Unfortunately, building a structure takes time. But budget and priorities can change when it takes a project to get off the ground, much less be completed. The uncertainty and upheaval of the pandemic have placed further pressure on project managers. Now they must manage lower budgets in a shifting economy with uncertain manpower and unreliable suppliers.
It is time to start thinking differently and become more self-sufficient. Project managers who want to maintain their place in the market need to start adding value instead of succumbing to pressure. Look into the best way to manage financial resources. It may be time to hire staff where you would usually outsource to freelancers. Look into purchasing electric forklifts and other such necessary equipment at sale prices. Owning the expertise and equipment saves you money because you manage the resources. It is time to start thinking and acting strategically.
What Are the True Needs of the Project?
The project manager must familiarize themselves with the goals and expectations of the stakeholders. There must be synergy and understanding between both groups. This will ensure that the project manager has the information they need to deliver what the stakeholders want.
Without identifying and agreeing on the requirements of the project and gaining an understanding of what the stakeholders desired result is, the project manager will not have the necessary tools to set a proper budget.
Identifying and documenting project requirements and then getting all parties to sign off is a crucial step that helps the project manager to plan several approaches to completing the project. This is how they can be sure that the budget is suitable to requirements. If the proposed stakeholder budget cannot deliver to the stakeholders’ needs, the project manager must offer them alternatives from increasing the allocation to lowering some expectations.
What Can Change?
The problem with budget and deadlines is that they can change. They cannot be set in stone because no one can predict the future. The best a great project manager can do is prepare themselves so that they can manage to roll with whatever changes do come.
This is when contingency planning comes in handy. The project manager needs to familiarize themselves with every step that can change and build plans to deal with any disruption, delay, or cancellation.
Service shortages and delays by banks to ensure the money is being utilized effectively can push back the deadline. But any addition to the deadline will impact the budget. Harsher spending measures by the stakeholders may tighten the budget, which will affect the deadline. The price of supplies, access to resources, labor shortages due to illness or restrictions can impact the budget and push back the deadline.
Thus, preparing a detailed plan to battle possible issues can save the project manager and the stakeholders from a great deal of grief during the project.
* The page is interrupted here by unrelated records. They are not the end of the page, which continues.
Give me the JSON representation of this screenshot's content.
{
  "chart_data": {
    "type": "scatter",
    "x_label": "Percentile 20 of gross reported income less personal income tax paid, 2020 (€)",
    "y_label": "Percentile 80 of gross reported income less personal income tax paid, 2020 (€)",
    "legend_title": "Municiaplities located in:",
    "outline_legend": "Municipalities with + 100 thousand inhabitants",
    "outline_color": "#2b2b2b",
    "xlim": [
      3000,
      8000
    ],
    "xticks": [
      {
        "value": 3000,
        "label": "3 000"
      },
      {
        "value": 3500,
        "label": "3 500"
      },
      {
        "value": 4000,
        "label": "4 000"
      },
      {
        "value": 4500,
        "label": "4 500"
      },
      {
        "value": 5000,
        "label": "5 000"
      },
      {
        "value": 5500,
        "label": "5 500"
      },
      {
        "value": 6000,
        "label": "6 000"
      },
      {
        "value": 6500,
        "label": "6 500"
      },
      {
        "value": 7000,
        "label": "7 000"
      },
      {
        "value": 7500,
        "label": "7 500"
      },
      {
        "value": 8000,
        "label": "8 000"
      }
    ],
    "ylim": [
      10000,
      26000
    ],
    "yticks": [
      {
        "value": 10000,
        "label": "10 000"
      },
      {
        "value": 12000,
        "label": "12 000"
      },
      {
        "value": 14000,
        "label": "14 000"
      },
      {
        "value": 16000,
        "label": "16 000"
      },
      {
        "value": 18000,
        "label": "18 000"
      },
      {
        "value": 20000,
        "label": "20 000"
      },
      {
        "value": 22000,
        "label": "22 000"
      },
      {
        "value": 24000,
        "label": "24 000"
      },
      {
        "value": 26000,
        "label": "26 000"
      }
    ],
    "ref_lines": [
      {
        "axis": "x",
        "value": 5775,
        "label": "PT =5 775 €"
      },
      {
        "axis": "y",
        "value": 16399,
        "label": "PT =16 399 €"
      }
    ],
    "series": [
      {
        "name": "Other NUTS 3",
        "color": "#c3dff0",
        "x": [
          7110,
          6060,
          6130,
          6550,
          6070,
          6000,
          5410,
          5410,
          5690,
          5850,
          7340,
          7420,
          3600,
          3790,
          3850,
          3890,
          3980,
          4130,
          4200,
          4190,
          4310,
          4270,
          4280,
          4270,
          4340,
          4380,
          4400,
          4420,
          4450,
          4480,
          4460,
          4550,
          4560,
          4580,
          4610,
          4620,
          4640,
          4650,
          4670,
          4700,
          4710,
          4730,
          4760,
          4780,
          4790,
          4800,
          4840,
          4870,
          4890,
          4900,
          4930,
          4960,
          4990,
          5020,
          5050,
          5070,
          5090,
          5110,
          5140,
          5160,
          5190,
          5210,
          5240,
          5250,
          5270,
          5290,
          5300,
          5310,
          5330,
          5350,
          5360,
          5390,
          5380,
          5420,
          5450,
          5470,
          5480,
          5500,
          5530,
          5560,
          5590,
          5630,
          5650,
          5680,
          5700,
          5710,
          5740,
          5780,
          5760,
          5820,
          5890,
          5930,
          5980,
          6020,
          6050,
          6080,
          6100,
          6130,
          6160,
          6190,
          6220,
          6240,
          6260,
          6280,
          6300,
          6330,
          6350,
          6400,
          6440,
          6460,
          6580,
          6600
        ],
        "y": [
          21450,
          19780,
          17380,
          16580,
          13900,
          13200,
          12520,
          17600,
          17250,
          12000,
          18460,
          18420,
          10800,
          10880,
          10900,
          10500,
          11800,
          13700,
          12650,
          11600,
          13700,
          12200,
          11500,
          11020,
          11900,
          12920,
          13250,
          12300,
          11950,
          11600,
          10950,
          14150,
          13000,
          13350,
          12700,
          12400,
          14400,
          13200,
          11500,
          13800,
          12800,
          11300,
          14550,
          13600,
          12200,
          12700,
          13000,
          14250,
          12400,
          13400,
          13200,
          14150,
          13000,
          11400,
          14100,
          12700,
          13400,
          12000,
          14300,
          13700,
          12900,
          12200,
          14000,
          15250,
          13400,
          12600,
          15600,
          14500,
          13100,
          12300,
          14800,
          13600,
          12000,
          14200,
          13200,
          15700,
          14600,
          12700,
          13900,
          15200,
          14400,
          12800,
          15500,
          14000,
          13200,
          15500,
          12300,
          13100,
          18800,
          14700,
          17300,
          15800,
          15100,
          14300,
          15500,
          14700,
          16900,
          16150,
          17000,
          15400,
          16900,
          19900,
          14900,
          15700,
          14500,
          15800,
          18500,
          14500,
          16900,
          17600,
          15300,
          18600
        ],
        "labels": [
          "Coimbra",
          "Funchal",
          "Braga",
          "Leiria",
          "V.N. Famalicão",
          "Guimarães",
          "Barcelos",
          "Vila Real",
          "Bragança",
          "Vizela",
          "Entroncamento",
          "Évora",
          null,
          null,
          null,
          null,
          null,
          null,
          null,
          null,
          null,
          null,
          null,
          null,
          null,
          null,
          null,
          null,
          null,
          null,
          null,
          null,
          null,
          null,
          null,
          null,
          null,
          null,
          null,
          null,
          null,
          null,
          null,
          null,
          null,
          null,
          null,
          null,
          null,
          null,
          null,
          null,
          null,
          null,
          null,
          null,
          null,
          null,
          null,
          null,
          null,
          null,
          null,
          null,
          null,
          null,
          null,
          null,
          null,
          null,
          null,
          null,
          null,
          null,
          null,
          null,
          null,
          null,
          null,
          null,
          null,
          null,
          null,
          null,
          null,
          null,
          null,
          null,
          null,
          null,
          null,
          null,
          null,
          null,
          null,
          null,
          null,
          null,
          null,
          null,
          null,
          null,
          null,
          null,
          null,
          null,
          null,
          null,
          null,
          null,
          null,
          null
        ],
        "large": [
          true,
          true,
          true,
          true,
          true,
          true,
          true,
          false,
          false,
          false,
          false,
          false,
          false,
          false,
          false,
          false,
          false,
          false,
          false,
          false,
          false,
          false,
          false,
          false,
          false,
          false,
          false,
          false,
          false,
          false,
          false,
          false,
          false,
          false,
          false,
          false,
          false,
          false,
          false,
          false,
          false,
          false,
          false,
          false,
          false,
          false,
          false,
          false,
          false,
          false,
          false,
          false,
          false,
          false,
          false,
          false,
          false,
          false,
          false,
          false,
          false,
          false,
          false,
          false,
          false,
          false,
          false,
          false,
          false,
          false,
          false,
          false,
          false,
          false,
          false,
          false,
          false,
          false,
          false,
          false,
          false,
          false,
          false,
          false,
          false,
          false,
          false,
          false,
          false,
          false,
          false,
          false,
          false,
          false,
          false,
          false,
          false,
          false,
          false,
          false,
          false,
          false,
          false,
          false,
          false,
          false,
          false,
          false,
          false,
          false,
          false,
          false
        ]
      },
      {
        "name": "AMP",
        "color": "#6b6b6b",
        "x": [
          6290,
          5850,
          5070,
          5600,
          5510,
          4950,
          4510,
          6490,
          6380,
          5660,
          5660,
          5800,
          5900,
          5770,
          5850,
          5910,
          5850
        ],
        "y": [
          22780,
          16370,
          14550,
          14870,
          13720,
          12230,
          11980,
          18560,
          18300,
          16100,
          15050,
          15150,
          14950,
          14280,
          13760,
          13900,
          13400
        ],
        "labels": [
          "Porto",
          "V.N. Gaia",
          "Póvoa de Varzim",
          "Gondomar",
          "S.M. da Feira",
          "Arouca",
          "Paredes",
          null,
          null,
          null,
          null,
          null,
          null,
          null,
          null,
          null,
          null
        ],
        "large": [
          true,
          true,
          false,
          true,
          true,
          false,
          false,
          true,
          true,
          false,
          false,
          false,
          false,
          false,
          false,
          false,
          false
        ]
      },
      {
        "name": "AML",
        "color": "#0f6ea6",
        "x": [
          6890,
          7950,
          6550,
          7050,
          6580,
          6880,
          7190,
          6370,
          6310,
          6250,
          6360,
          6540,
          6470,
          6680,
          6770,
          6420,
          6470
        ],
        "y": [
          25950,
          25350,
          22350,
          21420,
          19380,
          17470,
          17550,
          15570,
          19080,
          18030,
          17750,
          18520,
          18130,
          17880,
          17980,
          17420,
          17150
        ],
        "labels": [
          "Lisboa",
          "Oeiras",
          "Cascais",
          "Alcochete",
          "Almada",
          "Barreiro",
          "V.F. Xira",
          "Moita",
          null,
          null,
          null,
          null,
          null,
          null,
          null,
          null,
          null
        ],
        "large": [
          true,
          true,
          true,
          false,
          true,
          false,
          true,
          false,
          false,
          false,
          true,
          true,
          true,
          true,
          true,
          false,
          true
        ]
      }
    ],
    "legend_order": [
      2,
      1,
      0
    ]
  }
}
How to Deal with the Unexpected
Sometimes, no matter how well you prepare, the unexpected can happen. That is why it is called the unexpected. It is understandable that as the project manager, you will feel a great deal of pressure to fix the problem. But it is not a good idea to deal with an issue that falls out of your designated purview without involving the stakeholders.
They must be informed of what the issue is and how it will affect the project. This will allow everyone to evaluate the situation and make calmer choices to enable the project to get back on track. Uncertainty leads to bad decisions, and sharing the burden can help offset a great deal of the fear that stems from it.
You may be the project manager and responsible for the outcome, but you are not alone making sure everything goes well. It is in everyone’s best interests for you to have open communication at all times.
Communication is vital at every stage of a project as this is what helps everyone stay on the same page and move efficiently toward the end goal. It also reassures stakeholders and employees that their money is spent wisely and that their labor is utilized effectively.
Effective project management and budget management rely on meeting key performance indicators. This will help track everything from the actual cost versus the cost variance to the earned value versus the planned value. The project’s return on investment will meet its expected high values with careful adherence to the key performance indicators.